Diamond Blackfan anemia is a founding member of a collection of disorders, ribosomopathies that are linked by ribosome dysfunction.⁴ Somatic deletion of chromosome 5q in myelodysplastic syndrome results in haploinsufficiency for RPS14, a ribosomal protein gene, causing an acquired macrocytic anemia analogous to DBA. Ribosomal dysfunction has been linked to several other congenital syndromes, including Shwachman Diamond syndrome, Treacher Collins syndrome, and dyskeratosis congenita. Progress in understanding the molecular basis of DBA therefore has the potential to inform the biology and treatment of other human disorders as well. In this volume, Nicholas Burwick, Akiko Shimamura, and Johnson Liu provide the considerable evidence that ribosome dysfunction plays a critical role in the pathophysiology of diseases other than DBA, with a focus on the 5q- syndrome and Shwachman-Diamond syndrome.
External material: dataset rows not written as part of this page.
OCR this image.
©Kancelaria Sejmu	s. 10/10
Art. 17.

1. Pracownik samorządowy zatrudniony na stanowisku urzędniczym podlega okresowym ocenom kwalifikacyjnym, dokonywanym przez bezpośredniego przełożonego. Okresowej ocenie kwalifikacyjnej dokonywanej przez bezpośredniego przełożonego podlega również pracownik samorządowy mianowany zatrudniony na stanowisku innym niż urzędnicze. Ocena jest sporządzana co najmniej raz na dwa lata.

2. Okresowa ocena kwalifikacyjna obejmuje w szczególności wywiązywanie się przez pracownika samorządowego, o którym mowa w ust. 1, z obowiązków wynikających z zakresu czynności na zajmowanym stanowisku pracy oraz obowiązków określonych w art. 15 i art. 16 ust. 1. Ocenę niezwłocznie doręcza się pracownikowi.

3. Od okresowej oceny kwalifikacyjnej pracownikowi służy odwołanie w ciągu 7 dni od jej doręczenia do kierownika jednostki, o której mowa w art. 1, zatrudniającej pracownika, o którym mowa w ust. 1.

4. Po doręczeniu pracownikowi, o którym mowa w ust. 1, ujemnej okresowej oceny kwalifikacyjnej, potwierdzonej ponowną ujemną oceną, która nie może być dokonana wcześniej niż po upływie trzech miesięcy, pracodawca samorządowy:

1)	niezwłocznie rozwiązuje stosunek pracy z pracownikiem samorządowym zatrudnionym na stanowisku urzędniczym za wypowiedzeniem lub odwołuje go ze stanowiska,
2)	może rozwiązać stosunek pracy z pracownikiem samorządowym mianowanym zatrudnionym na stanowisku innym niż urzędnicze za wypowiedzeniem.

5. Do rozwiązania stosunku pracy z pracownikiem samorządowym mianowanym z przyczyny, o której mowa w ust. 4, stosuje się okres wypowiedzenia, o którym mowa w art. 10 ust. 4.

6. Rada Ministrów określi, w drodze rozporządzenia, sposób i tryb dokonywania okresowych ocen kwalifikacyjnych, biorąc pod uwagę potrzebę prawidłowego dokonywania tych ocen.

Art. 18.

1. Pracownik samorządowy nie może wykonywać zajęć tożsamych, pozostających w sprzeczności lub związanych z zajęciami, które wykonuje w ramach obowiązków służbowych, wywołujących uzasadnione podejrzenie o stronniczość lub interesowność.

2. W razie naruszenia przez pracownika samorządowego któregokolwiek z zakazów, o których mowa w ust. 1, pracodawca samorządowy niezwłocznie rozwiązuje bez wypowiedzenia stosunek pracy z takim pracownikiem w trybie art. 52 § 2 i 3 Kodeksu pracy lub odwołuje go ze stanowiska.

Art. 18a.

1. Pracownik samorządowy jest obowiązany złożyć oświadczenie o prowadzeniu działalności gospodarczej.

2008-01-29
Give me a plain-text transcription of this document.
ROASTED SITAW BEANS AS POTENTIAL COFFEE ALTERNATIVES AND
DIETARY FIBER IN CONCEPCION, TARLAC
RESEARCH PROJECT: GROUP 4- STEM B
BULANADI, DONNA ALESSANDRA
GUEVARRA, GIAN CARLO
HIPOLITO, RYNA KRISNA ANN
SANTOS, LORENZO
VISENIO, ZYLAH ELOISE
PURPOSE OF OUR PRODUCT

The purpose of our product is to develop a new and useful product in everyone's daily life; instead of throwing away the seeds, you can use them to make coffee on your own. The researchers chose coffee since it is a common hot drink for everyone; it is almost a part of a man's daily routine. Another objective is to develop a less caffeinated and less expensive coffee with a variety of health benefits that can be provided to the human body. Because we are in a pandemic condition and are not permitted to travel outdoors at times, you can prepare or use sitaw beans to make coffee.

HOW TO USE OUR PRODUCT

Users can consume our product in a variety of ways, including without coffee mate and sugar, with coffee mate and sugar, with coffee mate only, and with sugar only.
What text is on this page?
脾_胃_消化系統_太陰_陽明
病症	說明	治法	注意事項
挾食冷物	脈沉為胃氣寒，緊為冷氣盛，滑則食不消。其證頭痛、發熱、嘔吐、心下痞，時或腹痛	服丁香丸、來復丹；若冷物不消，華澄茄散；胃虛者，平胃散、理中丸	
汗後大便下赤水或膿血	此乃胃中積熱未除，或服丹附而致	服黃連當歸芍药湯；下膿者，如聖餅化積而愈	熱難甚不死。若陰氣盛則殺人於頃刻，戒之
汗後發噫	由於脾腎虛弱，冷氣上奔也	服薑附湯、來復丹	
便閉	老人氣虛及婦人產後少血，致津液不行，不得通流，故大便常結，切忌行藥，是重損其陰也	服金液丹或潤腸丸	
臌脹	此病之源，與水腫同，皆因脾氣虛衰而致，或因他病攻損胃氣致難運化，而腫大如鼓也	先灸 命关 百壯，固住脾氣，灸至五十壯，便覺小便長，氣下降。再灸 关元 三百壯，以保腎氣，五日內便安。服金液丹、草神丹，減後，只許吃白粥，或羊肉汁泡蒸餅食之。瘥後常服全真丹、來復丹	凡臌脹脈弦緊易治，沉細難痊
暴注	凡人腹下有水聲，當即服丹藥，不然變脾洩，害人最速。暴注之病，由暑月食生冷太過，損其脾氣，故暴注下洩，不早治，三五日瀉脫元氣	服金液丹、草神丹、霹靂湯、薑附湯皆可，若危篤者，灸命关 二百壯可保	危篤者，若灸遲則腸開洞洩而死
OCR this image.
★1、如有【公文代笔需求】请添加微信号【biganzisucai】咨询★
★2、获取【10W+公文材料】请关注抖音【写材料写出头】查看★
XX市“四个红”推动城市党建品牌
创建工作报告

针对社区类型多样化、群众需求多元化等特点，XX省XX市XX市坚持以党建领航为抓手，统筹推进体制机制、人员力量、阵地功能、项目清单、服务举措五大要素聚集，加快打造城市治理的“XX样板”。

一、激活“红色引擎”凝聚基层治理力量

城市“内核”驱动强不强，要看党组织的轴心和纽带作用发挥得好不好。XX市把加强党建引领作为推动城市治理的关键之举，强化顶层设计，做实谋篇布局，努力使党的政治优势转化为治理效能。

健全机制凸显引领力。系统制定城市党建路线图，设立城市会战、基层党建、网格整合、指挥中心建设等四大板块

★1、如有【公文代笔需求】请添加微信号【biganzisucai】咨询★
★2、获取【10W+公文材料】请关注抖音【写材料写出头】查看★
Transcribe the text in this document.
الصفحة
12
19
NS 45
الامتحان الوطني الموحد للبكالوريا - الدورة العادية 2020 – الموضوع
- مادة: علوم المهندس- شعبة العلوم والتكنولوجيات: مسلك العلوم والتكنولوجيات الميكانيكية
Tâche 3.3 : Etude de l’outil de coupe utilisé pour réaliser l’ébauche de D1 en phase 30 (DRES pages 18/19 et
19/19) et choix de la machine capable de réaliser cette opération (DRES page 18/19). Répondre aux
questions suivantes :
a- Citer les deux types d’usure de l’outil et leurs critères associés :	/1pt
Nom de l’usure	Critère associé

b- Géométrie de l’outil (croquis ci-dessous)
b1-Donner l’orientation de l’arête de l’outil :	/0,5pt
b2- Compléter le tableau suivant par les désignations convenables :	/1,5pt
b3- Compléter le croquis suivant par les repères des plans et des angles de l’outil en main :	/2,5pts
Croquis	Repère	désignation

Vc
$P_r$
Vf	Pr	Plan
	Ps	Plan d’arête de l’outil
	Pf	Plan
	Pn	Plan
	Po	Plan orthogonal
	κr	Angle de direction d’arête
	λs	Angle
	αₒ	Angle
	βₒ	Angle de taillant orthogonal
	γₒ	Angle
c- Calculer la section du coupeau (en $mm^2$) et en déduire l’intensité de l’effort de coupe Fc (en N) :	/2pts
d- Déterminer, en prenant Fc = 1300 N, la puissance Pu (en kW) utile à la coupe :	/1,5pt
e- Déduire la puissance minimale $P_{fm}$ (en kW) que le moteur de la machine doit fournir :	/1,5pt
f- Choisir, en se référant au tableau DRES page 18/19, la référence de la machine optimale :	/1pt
The first article in this issue of Seminars in Hematology, by Marie Arturi, provides a unique description of patient advocacy. Marie Arturi, and her family, have galvanized the field through meetings, fundraising for the Daniella Maria Arturi Foundation, patient advocacy, and political lobbying. Her story is an impressive example of the impact of an individual on research into a disease that has affected her family. Due largely to her efforts, the physicians and scientists who attend her meetings frequently describe themselves as members of the DBA family of researchers. The DBA meetings have forged countless collaborations, attracted investigators to the field, and facilitated numerous scientific insights. Marie Arturi's story serves as a representative model of the powerful relationships that can be forged through dedicated and intelligent advocacy.

In aggregate, this set of articles describes the substantial body of research, much of which has been generated over the past 5 years, that has transformed our understanding of DBA. The authors also highlight the many fundamental questions that remain unanswered. The promise of translating recent discoveries into improved therapies is beginning to be tested and will hopefully lead to clinically meaningful progress in the near future.